AnaOno was born when Founder Dana Donofree, who was diagnosed with breast cancer at 27,  discovered that nothing in the traditional lingerie market fit after her bilateral mastectomy with implant reconstruction. What started as a lingerie line for women going through breast cancer and breast reconstruction, has grown into a brand for women of all shapes and sizes. 

“When launching AnaOno, 6 years ago, getting stores to understand the different needs of reconstructed patients was difficult, so we launched the first-ever mastectomy bras online,” explains Donofree. 

Since AnaOno’s establishment, the brand has been introduced into a number of small specialty stores and boutiques. “Store closures have impacted our business to serve these patients in need, but cancer doesn’t stop, not even during a pandemic. However, due to the recent increase in cases, breast surgeries have been put on hold and deemed non-essential for reconstructive procedures, so this is another layer to the slowdown and impact of COVID-19,” she continues. 

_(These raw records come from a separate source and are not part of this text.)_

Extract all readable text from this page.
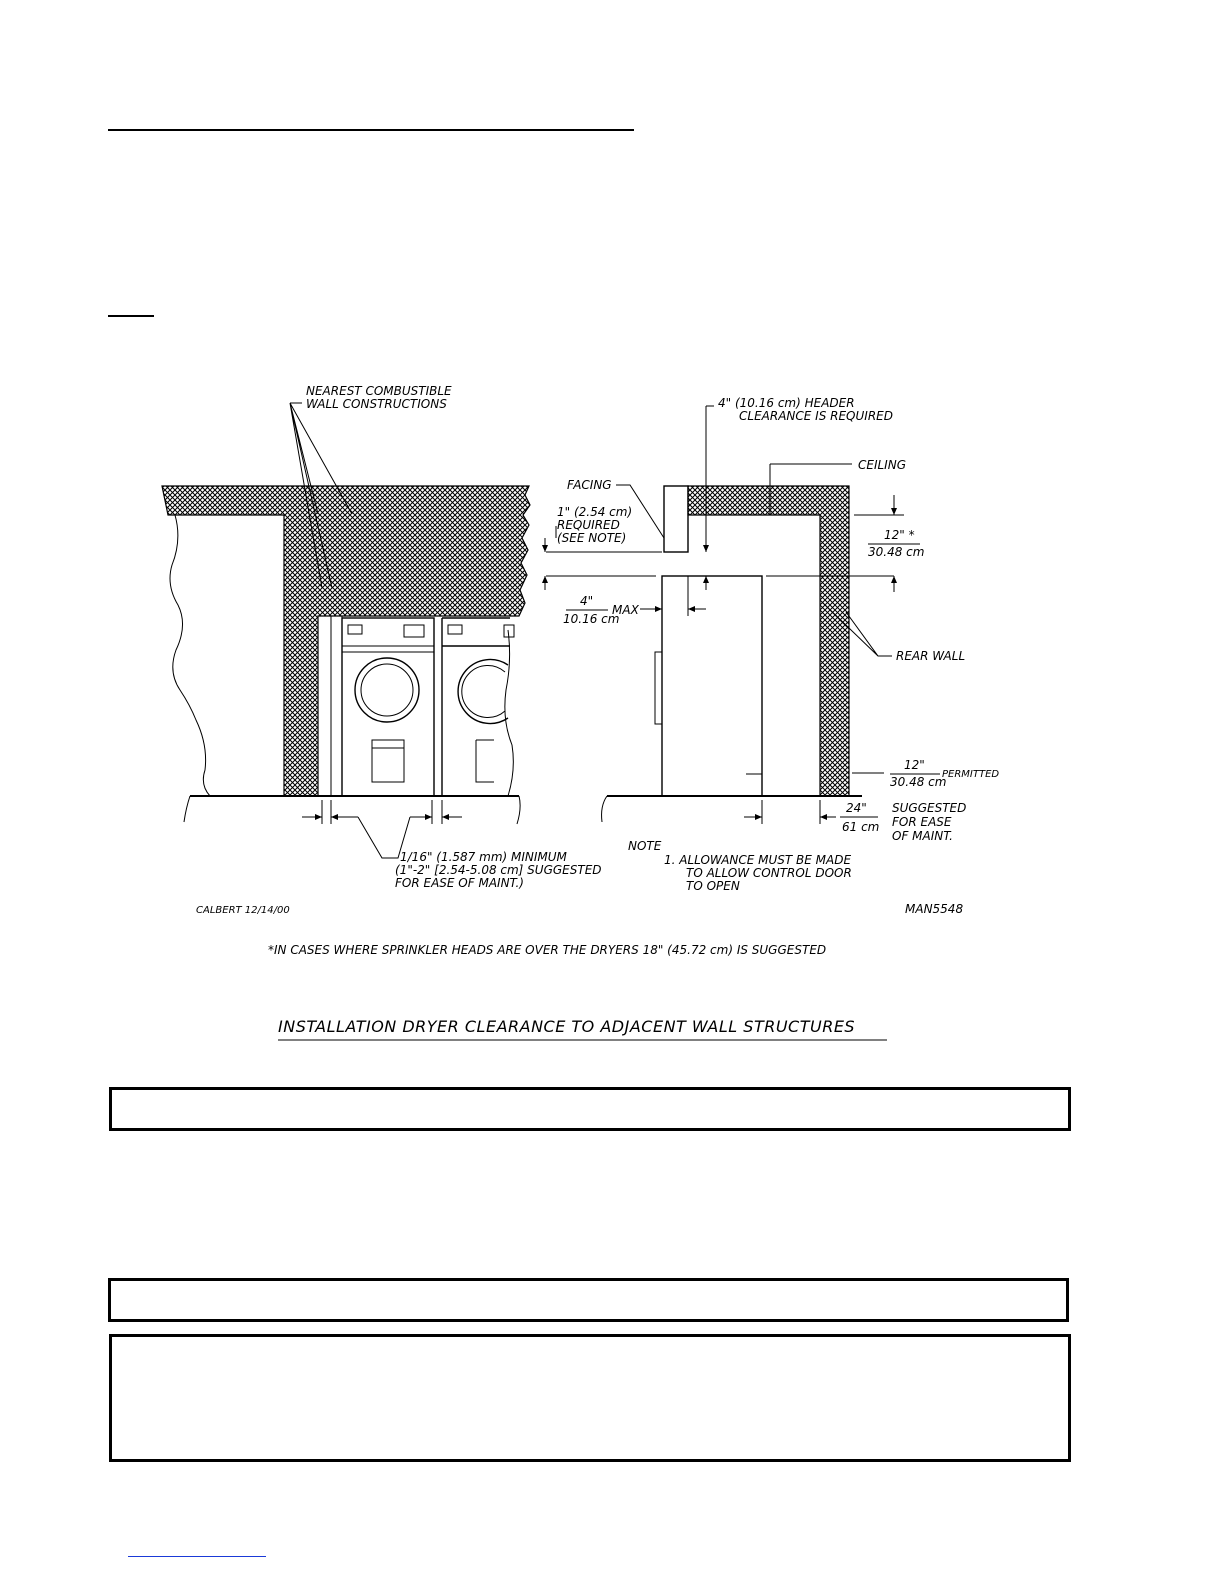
NEAREST COMBUSTIBLE
WALL CONSTRUCTIONS
1/16" (1.587 mm) MINIMUM
(1"-2" [2.54-5.08 cm] SUGGESTED
FOR EASE OF MAINT.)
1" (2.54 cm)
REQUIRED
(SEE NOTE)
FACING
4"
10.16 cm
MAX
4" (10.16 cm) HEADER
CLEARANCE IS REQUIRED
CEILING
12" *
30.48 cm
REAR WALL
12"
30.48 cm
PERMITTED
24"
61 cm
SUGGESTED
FOR EASE
OF MAINT.
NOTE
1. ALLOWANCE MUST BE MADE
TO ALLOW CONTROL DOOR
TO OPEN
CALBERT 12/14/00	MAN5548
*IN CASES WHERE SPRINKLER HEADS ARE OVER THE DRYERS 18" (45.72 cm) IS SUGGESTED
INSTALLATION DRYER CLEARANCE TO ADJACENT WALL STRUCTURES
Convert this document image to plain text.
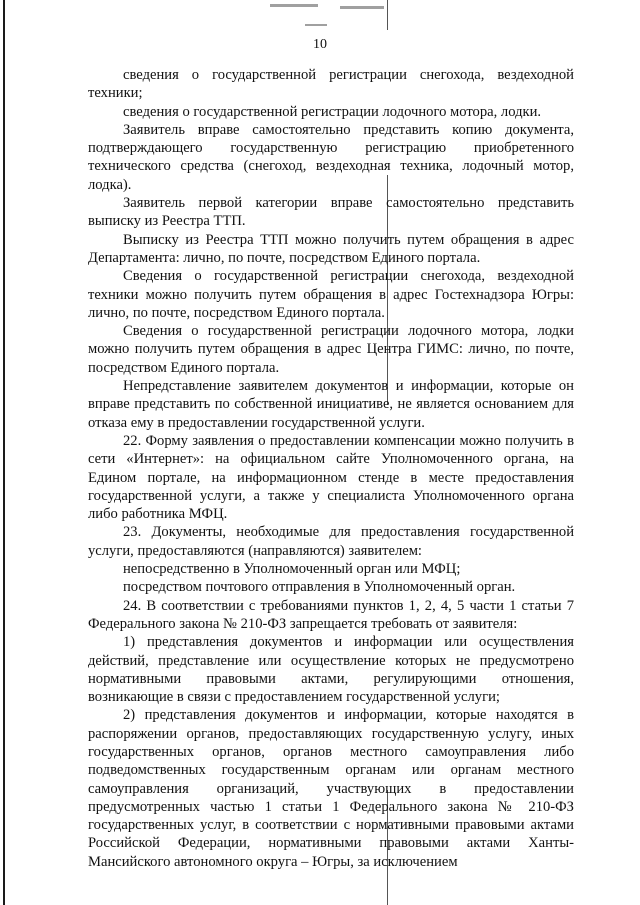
10

сведения о государственной регистрации снегохода, вездеходной техники;

сведения о государственной регистрации лодочного мотора, лодки.

Заявитель вправе самостоятельно представить копию документа, подтверждающего государственную регистрацию приобретенного технического средства (снегоход, вездеходная техника, лодочный мотор, лодка).

Заявитель первой категории вправе самостоятельно представить выписку из Реестра ТТП.

Выписку из Реестра ТТП можно получить путем обращения в адрес Департамента: лично, по почте, посредством Единого портала.

Сведения о государственной регистрации снегохода, вездеходной техники можно получить путем обращения в адрес Гостехнадзора Югры: лично, по почте, посредством Единого портала.

Сведения о государственной регистрации лодочного мотора, лодки можно получить путем обращения в адрес Центра ГИМС: лично, по почте, посредством Единого портала.

Непредставление заявителем документов и информации, которые он вправе представить по собственной инициативе, не является основанием для отказа ему в предоставлении государственной услуги.

22. Форму заявления о предоставлении компенсации можно получить в сети «Интернет»: на официальном сайте Уполномоченного органа, на Едином портале, на информационном стенде в месте предоставления государственной услуги, а также у специалиста Уполномоченного органа либо работника МФЦ.

23. Документы, необходимые для предоставления государственной услуги, предоставляются (направляются) заявителем:

непосредственно в Уполномоченный орган или МФЦ;

посредством почтового отправления в Уполномоченный орган.

24. В соответствии с требованиями пунктов 1, 2, 4, 5 части 1 статьи 7 Федерального закона № 210-ФЗ запрещается требовать от заявителя:

1) представления документов и информации или осуществления действий, представление или осуществление которых не предусмотрено нормативными правовыми актами, регулирующими отношения, возникающие в связи с предоставлением государственной услуги;

2) представления документов и информации, которые находятся в распоряжении органов, предоставляющих государственную услугу, иных государственных органов, органов местного самоуправления либо подведомственных государственным органам или органам местного самоуправления организаций, участвующих в предоставлении предусмотренных частью 1 статьи 1 Федерального закона № 210-ФЗ государственных услуг, в соответствии с нормативными правовыми актами Российской Федерации, нормативными правовыми актами Ханты-Мансийского автономного округа – Югры, за исключением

“We continue to service our customers online to ensure that those who need support have it.”

AnaOno is taking to Instagram, Facebook and Twitter to remind its community that they are not alone, offer tips and spread positivity. “We are leveraging our email list and social platforms to keep our community up to date on important information that can impact their lives due to COVID-19.”

The business is also using these digital platforms to share patient and survivor interviews, how the community has been impacted by the COVID-19 crisis and updates on reconstructive options during the pandemic. “It is important we support one another and having these outlets to continue to inform and encourage is part of what makes supporting our community part of our mission, beyond more than just a bra,” Donofree emphasizes. 

When Donofree thinks about the future of AnaOno and all retail businesses, she feels both nervous and excited. “We know the world as we know it is going to change forever, but into what is still the unknown so many of us are facing.” She ponders, “Will customers open their minds to buying more bras online? Will they starve to get back out into the world and visit brick and mortar more than ever before?”

Financial uncertainties are only intensified as the status of government relief funds remain undecided. “I am hopeful that the government aid will pull through to help us, but right now it feels like winning the lottery,” Donofree shares. ”We have to continue business without the expectation of receiving any help and making sure we survive the pandemic so we can continue to help these patients around the world.”

Although much is unclear looking forward, Donofree anticipates that their community and customers will have more access to solutions and post-mastectomy bras than ever before through e-commerce platforms and digital tools.